Aufgrund aller dieser nicht hinterfragten Glaubenssätze ist es wohl nicht übertrieben, vom Kapitalismus als einer Art von Religion zu sprechen. Ja man könnte sogar noch einen Schritt weitergehen und von einer Sekte sprechen. Denn der Unterschied zwischen Religion und Sekten wird ja in der Regel so definiert, dass Religionen eine weitaus grössere Anzahl von Anhängerinnen und Anhängern haben, während Sekten oft nur winzig, tief eingeschworene Gemeinschaften bilden. Aber der Unterschied ist kaum ein wesentlicher.
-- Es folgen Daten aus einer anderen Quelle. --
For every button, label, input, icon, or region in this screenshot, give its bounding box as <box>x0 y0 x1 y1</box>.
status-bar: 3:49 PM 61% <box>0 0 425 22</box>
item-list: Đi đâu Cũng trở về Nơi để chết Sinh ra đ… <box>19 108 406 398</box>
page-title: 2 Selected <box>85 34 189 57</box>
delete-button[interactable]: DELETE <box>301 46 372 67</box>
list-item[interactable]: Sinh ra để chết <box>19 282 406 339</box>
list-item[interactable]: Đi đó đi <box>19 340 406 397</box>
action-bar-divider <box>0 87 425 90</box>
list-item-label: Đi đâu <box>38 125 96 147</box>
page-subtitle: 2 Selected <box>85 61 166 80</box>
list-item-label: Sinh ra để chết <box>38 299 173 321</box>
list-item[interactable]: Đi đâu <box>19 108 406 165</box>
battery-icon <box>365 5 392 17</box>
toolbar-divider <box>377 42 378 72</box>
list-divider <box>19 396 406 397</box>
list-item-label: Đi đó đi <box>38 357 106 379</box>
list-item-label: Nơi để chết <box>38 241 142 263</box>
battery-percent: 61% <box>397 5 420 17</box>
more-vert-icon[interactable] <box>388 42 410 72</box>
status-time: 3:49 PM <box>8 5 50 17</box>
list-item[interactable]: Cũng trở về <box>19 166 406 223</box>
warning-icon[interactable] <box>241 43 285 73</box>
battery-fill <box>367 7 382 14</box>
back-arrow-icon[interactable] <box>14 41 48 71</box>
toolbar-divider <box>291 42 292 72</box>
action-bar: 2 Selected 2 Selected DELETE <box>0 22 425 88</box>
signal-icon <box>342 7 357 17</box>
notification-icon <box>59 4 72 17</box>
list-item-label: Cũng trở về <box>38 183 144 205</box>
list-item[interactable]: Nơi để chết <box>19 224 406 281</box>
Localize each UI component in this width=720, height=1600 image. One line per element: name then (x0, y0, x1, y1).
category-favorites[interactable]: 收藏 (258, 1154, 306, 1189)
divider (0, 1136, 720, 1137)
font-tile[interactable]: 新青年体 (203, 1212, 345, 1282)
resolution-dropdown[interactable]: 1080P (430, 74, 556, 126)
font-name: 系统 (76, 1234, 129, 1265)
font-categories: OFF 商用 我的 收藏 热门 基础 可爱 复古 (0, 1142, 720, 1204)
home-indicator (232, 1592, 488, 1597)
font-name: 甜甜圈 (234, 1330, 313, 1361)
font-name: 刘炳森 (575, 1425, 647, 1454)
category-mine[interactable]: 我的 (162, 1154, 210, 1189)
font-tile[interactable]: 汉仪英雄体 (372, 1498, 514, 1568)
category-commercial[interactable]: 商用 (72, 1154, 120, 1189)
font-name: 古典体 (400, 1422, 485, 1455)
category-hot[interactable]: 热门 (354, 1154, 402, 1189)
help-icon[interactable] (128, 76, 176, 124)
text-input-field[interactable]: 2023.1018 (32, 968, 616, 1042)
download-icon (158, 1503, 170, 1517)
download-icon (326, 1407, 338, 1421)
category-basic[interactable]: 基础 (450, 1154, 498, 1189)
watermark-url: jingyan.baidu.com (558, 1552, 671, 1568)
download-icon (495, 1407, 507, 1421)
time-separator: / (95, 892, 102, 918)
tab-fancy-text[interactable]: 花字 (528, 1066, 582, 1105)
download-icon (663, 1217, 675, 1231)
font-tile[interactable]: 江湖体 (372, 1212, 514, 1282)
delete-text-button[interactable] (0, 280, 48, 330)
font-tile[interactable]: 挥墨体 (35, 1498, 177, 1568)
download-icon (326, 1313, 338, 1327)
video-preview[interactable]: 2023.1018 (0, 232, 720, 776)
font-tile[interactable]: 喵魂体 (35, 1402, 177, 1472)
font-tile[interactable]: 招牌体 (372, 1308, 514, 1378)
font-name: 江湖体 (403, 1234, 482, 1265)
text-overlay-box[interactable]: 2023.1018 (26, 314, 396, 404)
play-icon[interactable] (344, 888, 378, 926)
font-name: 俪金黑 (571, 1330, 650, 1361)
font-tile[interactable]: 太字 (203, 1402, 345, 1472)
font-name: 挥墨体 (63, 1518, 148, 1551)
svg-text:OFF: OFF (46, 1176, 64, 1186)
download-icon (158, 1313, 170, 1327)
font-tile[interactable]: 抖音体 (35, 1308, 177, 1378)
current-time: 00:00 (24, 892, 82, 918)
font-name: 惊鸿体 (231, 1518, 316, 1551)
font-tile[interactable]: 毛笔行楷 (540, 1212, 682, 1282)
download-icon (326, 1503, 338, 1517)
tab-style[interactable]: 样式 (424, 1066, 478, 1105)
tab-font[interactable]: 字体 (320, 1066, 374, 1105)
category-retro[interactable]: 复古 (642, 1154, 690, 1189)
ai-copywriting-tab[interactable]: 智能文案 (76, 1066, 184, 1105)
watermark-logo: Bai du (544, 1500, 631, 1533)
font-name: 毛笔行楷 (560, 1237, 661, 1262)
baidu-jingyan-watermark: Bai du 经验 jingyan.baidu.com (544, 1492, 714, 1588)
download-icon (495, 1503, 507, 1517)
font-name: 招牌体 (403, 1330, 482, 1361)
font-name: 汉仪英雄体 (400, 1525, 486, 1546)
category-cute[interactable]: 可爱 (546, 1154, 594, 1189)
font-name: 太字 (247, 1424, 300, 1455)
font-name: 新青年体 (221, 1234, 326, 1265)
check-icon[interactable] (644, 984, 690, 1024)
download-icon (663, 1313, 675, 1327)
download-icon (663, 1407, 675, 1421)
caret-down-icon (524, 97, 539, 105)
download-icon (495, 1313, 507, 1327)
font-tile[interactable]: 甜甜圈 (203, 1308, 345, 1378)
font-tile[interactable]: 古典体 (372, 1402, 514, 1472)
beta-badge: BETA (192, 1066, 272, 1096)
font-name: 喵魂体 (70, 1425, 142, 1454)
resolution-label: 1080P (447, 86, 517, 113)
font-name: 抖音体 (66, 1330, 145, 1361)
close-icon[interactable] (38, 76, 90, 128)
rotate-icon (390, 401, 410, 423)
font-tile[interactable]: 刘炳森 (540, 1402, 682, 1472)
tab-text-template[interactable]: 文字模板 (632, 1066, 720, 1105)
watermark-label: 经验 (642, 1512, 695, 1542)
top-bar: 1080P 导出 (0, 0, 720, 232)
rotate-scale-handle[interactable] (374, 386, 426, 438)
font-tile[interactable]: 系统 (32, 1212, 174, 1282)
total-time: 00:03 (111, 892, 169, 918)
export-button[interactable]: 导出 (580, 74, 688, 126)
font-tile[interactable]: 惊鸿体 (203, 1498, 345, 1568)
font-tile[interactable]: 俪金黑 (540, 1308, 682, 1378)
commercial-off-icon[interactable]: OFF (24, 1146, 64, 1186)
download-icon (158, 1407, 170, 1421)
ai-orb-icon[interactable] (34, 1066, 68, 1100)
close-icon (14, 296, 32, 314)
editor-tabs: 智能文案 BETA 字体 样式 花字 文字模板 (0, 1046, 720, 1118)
Höchstens der, dass den Mitgliedern einer Sekte meist bewusst ist, einer solchen Gemeinschaft anzugehören, während die “Mitglieder” des Kapitalismus in der freiesten, besten, gerechtesten und einzigen Welt zu leben glauben, die überhaupt möglich ist.

Wie sehr sich der Kapitalismus selber heiligt und damit zur Religion oder gar zur Sekte geworden ist, beschrieb auch die Wirtschaftsjournalistin Ulrike Hermann in einem Interview mit der Zeitschrift “Kontext” unter dem Titel “Die Sekte der Ökonomen” am 9. November 2016: “Die Ökonomen sprechen immer von Wettbewerb, nur für sie selber gilt er nicht. In der herrschenden Mainstreamökonomie wird weder die Rolle der Grosskonzerne thematisiert, noch die Funktion der Spekulation, des Geldes und der Gewinne. Die Wirtschaftswissenschaftler sitzen in ihrem selbergebauten Elfenbeinturm, wo sie keinen Schaden anrichten können. Die heutige Ökonomie hat nichts mehr mit Wissenschaft zu tun – sie ist zur Religion geworden.”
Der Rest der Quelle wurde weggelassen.